El mercado cambia siguiendo una línea de dientes de sierra; nadie sabe que hará la economía o como afectarán a las empresas unos acontecimientos que no perecen distantes; el pasado sugiere lo que será el futuro. Pero no se repite exactamente igual.
¿Qué se puede hacer?
¿Desarrollar la emoción en equilibrio con la inteligencia?
¿Orientar la visión a la totalidad del sistema?
¿Debemos ver la empresa como un mecanismo vivo que respira y se mueve?
¿Creo que conviene observar lo que hay más allá de las reglas preestablecidas o formas para evitar caer en una trampa, cuando no son aplicables y sobrepasen los límites. Las reglas son directrices para situaciones típicas; pero la vida no reproduce copias exactas de casos prácticos que exponen los libros; se necesita mirar con profundidad las formas y los ejemplos para encontrar los principios básicos que los sustentan.
Las acciones son más expresivas que las palabras.

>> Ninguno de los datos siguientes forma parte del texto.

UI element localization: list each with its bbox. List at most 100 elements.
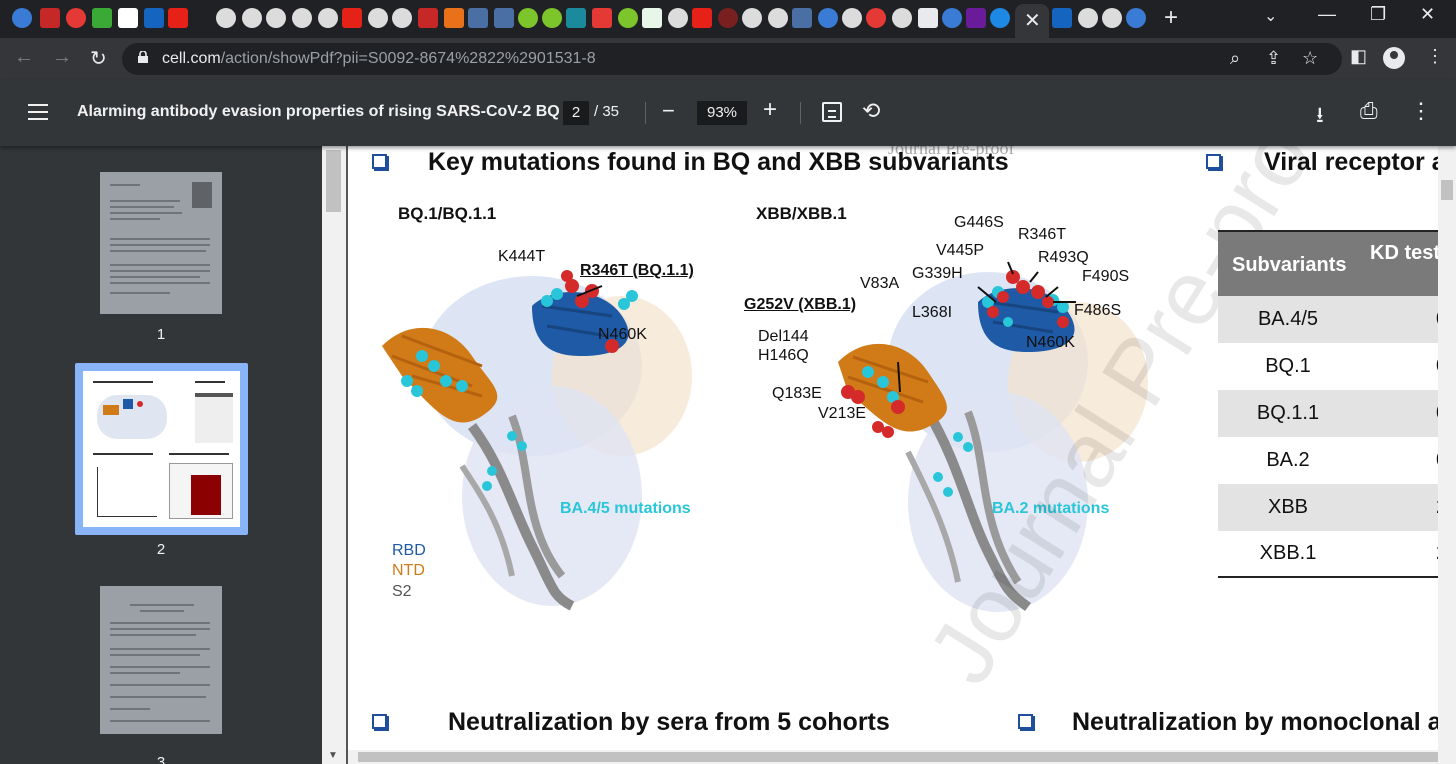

Prueban mejor las cosas. No se puede cometer el error de reiterar sin causa justificada el uso de modelos ni extralimitar los análisis que nos aparten de la realidad en el panorama actual del mundo, o del mercado, cuyo dinamismo es volátil y peligroso.
El verdadero contacto con la realidad consiste en no alimentar las esperanzas infundadas, poner los pies en el suelo, advertir los cambios de estado de ánimo, es decir, sintomatología en toda la organización y percibir aquellas cosas que no se pueden ver.